Le préjugé qui consiste à croire que la philosophie est la recherche de la sagesse et que ceux qui ne philosophent pas en restent inévitablement à un niveau inférieur est largement partagé. Même Michel Onfray, qui se présente pourtant comme un rebelle par rapport à la tradition philosophique, n’hésite pas, lorsqu’il s’agit de distinguer entre sainteté et sagesse, à identifier celle-ci à la philosophie, reprenant ainsi le lieu commun pluriséculaire qui fait de la philosophie la rivale de la religion.

Un tel préjugé entraîne un relatif aveuglement sur les autres et sur soi-même. D’abord, en effet, certaines personnes qui exercent des professions qui n’ayant rien à voir avec la philosophie mais qui ont l’esprit curieux et qui ont acquis une riche expérience en comprennent autant que nous, philosophes, sur les affaires humaines, et parfois davantage. Ensuite, le souci de s’orienter de manière adéquate dans la conduite de la vie et l’effort pour se connaître soi-même ne sont évidemment pas l’apanage des philosophes. Enfin, comme je l’ai déjà souligné, il n’existe pas un mode de vie spécifique qui serait le mode de vie du sage. Les gènes de l’être humain ne lui transmettent pas une manière d’exister qui serait la seule adéquate à sa nature. Les manières d’exister sont produites et transmises par la vie sociale et la culture, elles sont donc éminemment variées et variables. Il y a différentes mauvaises manières d’exister et il y a différentes bonnes manières d’exister. Vivre en faisant de la philosophie n’est que l’une des bonnes manières d’exister. Toutefois, à partir du moment où l’on veut croire que c’est la seule ou la meilleure, cela devient du même coup une manière d’exister moins favorable à l’acquisition de la sagesse.

Ces réflexions suscitées par la lecture de Spinoza sont, bien sûr, très incomplètes. Je ne ferai que mentionner, pour finir, l’un des points que je n’ai pas abordé et qui a pourtant des implications directes quant à la sagesse.

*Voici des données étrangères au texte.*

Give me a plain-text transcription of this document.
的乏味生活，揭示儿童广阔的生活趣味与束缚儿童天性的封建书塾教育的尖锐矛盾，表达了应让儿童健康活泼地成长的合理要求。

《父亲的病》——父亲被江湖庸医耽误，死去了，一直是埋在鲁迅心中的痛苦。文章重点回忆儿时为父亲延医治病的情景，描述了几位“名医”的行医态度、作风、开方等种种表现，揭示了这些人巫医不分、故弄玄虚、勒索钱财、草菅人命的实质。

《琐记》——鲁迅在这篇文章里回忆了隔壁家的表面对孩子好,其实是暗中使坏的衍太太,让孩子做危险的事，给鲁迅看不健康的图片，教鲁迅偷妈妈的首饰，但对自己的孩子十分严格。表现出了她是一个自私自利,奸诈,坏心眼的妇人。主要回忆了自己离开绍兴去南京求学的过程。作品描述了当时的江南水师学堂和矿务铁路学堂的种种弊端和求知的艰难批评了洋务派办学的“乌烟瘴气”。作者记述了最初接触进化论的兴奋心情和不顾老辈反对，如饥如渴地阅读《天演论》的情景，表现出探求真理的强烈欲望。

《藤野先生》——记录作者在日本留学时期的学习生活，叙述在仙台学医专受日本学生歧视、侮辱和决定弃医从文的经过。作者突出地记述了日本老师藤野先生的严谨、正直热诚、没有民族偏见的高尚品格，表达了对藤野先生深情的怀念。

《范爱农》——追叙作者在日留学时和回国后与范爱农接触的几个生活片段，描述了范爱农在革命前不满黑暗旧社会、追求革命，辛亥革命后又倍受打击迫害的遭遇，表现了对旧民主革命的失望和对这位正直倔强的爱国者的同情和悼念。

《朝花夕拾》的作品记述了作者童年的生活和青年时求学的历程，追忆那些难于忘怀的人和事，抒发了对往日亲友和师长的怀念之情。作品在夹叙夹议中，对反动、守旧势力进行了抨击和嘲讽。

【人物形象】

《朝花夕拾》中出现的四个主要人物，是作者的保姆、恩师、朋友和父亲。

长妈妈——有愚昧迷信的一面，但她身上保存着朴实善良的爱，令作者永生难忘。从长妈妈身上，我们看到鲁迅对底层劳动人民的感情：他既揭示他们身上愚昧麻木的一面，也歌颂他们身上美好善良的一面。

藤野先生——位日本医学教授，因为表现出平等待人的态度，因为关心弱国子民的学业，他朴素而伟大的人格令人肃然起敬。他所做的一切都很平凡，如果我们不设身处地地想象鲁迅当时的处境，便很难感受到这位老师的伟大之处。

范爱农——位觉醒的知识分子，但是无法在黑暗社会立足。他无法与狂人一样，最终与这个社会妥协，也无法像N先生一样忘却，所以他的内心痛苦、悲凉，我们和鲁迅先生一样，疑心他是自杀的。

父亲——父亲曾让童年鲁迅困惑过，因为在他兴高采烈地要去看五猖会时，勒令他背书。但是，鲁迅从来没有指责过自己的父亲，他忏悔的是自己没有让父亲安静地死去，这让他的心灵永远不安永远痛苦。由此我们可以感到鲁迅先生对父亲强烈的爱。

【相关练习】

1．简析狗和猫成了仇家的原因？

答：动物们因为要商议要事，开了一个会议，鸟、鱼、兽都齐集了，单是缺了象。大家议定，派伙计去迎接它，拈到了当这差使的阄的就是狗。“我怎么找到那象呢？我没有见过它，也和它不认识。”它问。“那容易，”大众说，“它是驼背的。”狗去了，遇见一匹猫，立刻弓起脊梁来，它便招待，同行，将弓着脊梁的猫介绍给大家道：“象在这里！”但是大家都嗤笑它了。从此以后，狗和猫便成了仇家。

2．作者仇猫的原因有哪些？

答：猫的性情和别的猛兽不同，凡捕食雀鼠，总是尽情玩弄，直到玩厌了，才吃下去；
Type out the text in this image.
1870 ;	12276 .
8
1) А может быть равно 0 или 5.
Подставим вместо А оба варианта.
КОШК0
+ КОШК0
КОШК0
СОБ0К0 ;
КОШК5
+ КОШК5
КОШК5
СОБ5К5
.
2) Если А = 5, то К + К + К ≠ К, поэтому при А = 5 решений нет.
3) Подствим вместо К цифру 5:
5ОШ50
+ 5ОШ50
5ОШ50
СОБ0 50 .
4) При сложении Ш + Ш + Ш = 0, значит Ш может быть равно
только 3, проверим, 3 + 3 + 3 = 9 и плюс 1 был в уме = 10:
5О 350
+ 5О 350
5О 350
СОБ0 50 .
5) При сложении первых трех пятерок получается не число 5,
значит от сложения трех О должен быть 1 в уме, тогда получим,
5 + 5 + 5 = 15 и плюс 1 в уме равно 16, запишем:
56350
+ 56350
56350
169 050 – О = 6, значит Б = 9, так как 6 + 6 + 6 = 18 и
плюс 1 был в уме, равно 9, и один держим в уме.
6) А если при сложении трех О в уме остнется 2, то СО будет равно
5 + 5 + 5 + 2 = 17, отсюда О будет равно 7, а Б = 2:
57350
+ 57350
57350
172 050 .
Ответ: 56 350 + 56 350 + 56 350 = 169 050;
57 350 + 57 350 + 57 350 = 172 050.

A la question « Qu’est-ce qui fait obstacle à la réalisation de soi ? », Spinoza répond que ce sont les forces extérieures auxquelles nous sommes exposés du fait que nous faisons partie de la nature ; ces forces agissent sur nous et font que nous nous trompons sur notre véritable nature. Pour Spinoza, autrement dit, le désir d’être n’implique aucunement que l’être humain soit affecté par nature d’un manque d’être ; c’est pourquoi il pense qu’il n’y a pas lieu de distinguer entre le conatus de l’homme et celui des autres animaux. Une telle position me semble incompatible avec ce que nous apprend l’expérience – en particulier l’expérience clinique. Ce n’est pas parce que le désir est une force qu’il ne résulte pas en même temps aussi d’un manque d’être. Ce manque résulte sans doute, comme Hegel le pensait, du développement qu’a pris la conscience de soi chez les humains. Je crois qu’on ne peut pas comprendre le rôle que jouent les cultures humaines et la vie sociale si on ne tient pas compte du fait qu’elles s’efforcent de suppléer à ce manque d’être inhérent à la condition humaine. Le conatus, en somme, n’est pas seulement un effort pour persévérer dans son être, c’est un effort pour exister. Et la force de vie qui nourrit cet effort n’est pas seulement naturelle ou plus précisément biologique. Nous recevons aussi notre force de vie de nos parents à travers le lien qui nous unit à eux (force à laquelle peut se mêler un poison), et nous recevons aussi cette force de la vie sociale à laquelle nous participons. Le conatus n’est donc pas purement individuel dans sa source, il a des dimensions intergénérationnelles, sociales et culturelles.



1  Traité de l’amendement de l’intellect, traduit du latin par Bernard Pautrat, éditions Allia, 1999, p. 9.
2 Je me suis déjà reporté à ces pages d’Aristote dans Le Sentiment d’exister, Descartes & Cie, 2002, p. 519 et suivantes.